More Snow!! *While Shaking Fists*

What a week it has already turned out to be. Everytime I make a step towards productivity, I happen to draw the "Back 2 Spaces" card in this game of life. I seem to be doing more damage than I am good. How can something with good intensions turn out so bad? I hope this is not something I will be accustomed to.

I am bad with words, let's just say that. I cannot get the correct words out to help define how I am feeling or what I truely want to say. I am stuck with the traditional 6th Grade-Male-From-Iowa vocabulary. I am always getting my words mixed up and they are always being taken wrong. How to fix this? I dunno. I thought I was pretty exposed to different ways of expressing myself in words, guess not.

Sometimes I think Jeffrey gets super annoyed with me. I am OCD in so many ways...The dishes must be done before I go to bed...I have to sleep with a fitted sheet AND a regualr sheet...I am constantly sweeping the kitchen floor...if it gets too hot in the apartment, I cannot sleep. I am working on all of these. I don't want him to have to put with it all. I am full of inconveniences. I work all the time. I take shifts on my days off. School and work are trumps in my life. I am focused on MY schooling and MY life goals...not ours. Do I hold myself on such a tall pedistal that I cannot see past my own ignorance?

I hope everything that has been going wrong is the worst it will get. I don't like being full of complaints, but lately all I have inside me are complaints. I should be thinking of the things I am most thankful for instead. Counting all the things in my life that make it better. I cannot seem to do things correctly, of if I do, I cannot get the important things to last.

*Swips card from pile* Back 5 Spaces, Do Not Collect A Life Tile.

Comments

  1. Deep breaths.
    The things you named are not what I would call inconveniences. You have to realize that this time of you life is going to be super crazy, and you both need to adjust to it. You'll make it through. It won't always be school and work, 24/7.

    Cleaning and sleeping arrangements a re not inconveniences. They are quirks. ;)
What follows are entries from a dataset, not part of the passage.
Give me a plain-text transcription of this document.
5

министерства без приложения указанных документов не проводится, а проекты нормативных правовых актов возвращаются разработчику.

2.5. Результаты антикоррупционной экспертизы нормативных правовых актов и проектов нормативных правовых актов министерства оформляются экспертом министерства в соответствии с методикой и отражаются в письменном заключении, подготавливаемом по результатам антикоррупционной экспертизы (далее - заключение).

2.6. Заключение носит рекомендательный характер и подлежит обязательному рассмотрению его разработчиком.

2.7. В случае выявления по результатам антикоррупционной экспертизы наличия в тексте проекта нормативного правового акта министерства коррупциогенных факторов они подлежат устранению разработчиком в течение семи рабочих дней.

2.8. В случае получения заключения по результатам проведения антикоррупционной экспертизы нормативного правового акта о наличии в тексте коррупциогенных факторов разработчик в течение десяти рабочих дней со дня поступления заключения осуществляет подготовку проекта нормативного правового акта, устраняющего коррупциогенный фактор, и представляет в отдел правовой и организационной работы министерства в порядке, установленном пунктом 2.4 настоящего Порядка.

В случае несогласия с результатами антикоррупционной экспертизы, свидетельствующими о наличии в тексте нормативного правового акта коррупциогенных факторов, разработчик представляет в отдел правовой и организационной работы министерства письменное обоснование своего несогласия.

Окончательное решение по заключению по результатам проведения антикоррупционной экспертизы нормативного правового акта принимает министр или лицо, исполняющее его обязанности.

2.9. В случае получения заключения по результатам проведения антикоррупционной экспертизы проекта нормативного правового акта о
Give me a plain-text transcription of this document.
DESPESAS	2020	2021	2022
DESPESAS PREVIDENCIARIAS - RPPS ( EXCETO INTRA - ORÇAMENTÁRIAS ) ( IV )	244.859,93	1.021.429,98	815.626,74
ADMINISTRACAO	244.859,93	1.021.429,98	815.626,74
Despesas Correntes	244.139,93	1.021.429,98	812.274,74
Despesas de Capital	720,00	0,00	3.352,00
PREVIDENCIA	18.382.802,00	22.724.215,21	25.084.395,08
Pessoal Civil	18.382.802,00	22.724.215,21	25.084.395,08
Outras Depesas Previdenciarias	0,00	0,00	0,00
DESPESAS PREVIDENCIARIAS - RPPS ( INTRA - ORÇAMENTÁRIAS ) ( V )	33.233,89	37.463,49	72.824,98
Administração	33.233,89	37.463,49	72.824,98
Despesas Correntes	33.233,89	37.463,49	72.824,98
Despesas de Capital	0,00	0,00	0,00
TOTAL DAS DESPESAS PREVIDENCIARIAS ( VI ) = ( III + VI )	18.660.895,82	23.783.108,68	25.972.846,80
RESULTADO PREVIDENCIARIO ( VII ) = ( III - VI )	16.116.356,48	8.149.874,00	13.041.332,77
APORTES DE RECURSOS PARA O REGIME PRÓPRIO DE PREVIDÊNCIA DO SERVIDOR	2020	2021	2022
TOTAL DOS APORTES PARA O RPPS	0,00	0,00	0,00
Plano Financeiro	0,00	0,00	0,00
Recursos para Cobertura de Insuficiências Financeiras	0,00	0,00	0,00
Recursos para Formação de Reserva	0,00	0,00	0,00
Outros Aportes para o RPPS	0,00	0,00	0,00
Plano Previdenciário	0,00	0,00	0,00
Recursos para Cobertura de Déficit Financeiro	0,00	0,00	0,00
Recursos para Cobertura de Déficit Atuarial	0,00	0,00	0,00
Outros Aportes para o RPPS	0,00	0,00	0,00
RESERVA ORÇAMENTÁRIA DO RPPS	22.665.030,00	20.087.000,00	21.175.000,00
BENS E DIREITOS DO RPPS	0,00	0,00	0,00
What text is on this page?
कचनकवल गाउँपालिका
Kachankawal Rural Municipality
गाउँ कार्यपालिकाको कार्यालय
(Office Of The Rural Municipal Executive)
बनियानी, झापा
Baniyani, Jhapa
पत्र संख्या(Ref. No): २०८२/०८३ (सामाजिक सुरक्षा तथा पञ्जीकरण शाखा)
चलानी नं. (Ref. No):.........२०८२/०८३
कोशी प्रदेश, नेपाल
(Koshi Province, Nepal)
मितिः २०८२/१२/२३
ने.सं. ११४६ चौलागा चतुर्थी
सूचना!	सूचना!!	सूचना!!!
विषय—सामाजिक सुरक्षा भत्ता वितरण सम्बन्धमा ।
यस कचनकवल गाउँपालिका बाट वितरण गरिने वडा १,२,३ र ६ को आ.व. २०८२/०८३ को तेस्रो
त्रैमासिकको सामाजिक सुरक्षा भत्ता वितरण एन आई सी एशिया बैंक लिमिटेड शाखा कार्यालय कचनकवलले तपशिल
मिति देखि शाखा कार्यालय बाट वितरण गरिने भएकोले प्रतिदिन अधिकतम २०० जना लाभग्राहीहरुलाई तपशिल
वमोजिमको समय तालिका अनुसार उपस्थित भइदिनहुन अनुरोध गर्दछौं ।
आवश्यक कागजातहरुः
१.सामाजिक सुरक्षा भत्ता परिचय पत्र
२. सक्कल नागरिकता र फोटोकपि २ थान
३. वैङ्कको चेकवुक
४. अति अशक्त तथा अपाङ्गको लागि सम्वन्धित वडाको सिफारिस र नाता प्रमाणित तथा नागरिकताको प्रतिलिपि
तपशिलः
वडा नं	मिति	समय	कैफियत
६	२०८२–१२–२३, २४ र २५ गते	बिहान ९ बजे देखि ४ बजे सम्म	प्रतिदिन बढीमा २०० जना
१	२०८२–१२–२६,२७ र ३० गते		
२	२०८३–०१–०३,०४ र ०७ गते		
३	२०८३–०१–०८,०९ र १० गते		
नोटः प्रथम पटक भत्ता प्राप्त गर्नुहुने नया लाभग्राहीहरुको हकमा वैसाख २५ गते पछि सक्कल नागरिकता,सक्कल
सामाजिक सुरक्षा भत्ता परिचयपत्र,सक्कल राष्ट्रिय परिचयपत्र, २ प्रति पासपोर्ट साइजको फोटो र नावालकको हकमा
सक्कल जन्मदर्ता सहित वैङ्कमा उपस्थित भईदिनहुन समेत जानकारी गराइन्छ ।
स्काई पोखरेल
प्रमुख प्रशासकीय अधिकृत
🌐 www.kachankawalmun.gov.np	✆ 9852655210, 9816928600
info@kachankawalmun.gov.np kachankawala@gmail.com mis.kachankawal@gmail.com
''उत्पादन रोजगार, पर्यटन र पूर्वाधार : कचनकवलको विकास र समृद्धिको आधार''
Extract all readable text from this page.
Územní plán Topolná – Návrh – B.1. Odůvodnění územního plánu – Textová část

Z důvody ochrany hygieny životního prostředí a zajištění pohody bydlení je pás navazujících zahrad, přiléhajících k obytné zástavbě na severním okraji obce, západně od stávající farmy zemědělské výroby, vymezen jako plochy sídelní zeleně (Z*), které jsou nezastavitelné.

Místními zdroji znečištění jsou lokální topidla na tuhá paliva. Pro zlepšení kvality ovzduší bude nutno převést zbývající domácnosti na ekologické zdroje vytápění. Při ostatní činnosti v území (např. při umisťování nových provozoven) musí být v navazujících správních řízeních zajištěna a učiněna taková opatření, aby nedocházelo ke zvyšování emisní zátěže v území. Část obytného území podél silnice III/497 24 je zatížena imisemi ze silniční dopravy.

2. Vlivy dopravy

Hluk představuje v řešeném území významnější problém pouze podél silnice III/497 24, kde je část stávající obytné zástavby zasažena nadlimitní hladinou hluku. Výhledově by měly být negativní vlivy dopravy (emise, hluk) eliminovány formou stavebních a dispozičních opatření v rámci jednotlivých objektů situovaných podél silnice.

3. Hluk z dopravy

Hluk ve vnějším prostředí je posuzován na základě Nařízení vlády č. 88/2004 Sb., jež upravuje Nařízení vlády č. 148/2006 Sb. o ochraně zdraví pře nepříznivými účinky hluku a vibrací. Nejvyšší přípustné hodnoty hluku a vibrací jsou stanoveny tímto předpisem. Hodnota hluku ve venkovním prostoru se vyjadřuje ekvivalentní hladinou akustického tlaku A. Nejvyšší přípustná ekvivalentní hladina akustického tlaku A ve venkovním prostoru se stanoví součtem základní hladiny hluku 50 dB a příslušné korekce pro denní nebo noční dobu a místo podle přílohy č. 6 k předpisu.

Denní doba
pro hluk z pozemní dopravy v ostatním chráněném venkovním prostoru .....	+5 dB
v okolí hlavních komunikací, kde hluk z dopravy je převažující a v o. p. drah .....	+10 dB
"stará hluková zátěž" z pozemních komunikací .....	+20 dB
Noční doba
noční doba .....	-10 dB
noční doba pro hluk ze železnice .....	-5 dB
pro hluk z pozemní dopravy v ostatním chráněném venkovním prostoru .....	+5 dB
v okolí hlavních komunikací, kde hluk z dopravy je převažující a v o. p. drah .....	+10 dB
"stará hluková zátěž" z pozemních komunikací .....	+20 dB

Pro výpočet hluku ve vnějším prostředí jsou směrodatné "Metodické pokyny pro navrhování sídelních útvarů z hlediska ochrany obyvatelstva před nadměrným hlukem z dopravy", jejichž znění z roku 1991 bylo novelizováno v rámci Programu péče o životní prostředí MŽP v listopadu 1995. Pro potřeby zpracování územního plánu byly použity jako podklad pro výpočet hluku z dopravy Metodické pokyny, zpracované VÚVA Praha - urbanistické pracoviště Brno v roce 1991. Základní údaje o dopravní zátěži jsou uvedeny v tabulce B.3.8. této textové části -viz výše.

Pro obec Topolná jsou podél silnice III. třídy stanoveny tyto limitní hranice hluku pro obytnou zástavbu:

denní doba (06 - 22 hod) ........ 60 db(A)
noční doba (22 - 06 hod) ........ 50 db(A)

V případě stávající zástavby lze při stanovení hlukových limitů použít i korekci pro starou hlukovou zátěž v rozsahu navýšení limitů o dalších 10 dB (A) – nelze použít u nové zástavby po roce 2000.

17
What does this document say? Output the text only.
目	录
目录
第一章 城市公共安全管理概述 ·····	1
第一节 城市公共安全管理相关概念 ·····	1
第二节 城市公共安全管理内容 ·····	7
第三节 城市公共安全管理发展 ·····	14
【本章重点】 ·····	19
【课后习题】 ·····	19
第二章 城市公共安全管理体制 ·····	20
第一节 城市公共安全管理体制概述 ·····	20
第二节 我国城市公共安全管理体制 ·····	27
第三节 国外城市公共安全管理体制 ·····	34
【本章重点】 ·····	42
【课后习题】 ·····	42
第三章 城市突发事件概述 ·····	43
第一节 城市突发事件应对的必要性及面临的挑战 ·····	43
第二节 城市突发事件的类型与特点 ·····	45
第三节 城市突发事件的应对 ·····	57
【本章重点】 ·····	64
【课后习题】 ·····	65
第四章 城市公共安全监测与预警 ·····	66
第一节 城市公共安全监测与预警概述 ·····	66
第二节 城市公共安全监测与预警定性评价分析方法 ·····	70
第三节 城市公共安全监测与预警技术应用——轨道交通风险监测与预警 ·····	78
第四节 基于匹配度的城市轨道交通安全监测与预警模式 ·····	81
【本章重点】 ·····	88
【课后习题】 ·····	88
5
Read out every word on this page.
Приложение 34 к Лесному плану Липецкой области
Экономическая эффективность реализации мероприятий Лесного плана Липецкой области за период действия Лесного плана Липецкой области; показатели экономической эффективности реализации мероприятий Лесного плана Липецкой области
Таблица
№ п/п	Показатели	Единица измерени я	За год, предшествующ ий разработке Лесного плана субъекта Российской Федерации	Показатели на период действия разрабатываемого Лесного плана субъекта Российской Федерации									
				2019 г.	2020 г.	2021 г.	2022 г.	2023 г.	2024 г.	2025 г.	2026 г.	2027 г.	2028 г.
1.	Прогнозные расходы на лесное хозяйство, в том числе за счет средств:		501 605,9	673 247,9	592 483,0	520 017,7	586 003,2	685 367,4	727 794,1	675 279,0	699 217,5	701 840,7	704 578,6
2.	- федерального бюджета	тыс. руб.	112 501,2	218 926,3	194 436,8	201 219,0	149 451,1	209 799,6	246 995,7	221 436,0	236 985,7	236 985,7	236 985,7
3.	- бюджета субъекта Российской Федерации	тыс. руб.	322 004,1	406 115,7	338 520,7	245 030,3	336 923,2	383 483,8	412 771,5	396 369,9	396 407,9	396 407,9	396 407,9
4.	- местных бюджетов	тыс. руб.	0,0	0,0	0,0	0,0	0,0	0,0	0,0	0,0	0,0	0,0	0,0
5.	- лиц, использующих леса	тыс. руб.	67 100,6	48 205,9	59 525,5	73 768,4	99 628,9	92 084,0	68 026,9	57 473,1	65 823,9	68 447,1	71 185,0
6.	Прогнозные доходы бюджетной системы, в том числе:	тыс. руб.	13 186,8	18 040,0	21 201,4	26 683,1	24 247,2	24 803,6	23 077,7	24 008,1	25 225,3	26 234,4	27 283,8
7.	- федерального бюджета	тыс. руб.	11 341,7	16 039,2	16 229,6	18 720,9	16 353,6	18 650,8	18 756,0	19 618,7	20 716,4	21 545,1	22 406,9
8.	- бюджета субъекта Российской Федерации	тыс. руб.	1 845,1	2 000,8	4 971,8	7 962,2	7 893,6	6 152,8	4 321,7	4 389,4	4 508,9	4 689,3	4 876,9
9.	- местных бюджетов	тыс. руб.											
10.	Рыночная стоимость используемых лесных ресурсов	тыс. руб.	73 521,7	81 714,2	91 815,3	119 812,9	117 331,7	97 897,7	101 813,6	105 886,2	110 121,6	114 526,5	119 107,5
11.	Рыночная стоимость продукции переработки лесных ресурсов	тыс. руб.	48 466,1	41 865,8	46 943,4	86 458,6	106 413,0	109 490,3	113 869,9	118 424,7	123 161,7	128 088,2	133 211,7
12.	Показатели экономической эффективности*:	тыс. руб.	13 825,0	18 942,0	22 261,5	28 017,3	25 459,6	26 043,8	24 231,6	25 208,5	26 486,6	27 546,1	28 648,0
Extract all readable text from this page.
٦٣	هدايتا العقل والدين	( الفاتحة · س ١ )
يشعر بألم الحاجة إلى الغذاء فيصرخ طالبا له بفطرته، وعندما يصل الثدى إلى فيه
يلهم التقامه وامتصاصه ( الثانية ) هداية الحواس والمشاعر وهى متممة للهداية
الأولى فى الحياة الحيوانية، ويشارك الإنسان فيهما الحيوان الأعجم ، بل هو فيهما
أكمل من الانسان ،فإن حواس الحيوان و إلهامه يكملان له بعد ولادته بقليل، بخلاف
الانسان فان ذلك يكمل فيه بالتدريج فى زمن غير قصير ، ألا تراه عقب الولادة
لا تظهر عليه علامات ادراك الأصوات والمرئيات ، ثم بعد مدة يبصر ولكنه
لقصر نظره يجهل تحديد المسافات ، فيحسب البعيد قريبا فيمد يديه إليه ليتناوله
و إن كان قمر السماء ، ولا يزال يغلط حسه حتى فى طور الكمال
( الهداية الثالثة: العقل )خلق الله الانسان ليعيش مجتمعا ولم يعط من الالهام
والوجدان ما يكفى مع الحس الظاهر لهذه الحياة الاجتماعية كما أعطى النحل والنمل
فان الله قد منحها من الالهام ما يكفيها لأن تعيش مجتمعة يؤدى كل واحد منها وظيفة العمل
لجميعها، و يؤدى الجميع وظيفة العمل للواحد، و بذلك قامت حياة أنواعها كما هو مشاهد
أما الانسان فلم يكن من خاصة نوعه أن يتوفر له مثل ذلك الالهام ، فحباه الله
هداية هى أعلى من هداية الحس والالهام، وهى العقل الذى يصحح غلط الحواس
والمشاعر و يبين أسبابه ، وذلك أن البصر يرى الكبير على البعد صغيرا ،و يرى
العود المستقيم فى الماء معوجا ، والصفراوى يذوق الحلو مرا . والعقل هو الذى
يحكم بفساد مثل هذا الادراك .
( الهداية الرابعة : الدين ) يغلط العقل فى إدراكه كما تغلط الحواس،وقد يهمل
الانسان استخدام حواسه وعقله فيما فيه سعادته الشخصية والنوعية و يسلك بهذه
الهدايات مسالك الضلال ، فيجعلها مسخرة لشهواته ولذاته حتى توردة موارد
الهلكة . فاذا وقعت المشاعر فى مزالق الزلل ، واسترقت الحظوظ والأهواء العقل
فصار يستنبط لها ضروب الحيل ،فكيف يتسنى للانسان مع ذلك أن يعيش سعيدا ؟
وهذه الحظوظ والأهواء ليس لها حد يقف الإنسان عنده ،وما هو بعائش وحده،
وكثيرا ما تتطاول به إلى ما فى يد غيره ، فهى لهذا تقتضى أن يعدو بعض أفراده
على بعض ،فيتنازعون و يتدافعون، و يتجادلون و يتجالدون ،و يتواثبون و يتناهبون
    I love you! It's okay to complain every once in a while. Life gets stressful. We all understand, and love you no matter what.

    Or at least I do. And I'm the only one who matters... ;)

    ReplyDelete
  2. You're being the epitome of a responsible adult...

    All of those nitpicky things are stuff that he'll be thankful for in the long run.
    Being tidy and clean will keep both of your stress and irritation levels calm.
    And in a week or so, you'll have plenty of time to spend with him...once this nuisance known as school takes a nice long break
    :)

    ReplyDelete
  3. I know exactly what you're talking about, so you indeed do express yourself very well. Just know that you are an AMAZING young man Jake, and anyone should count themselves VERY lucky to have you!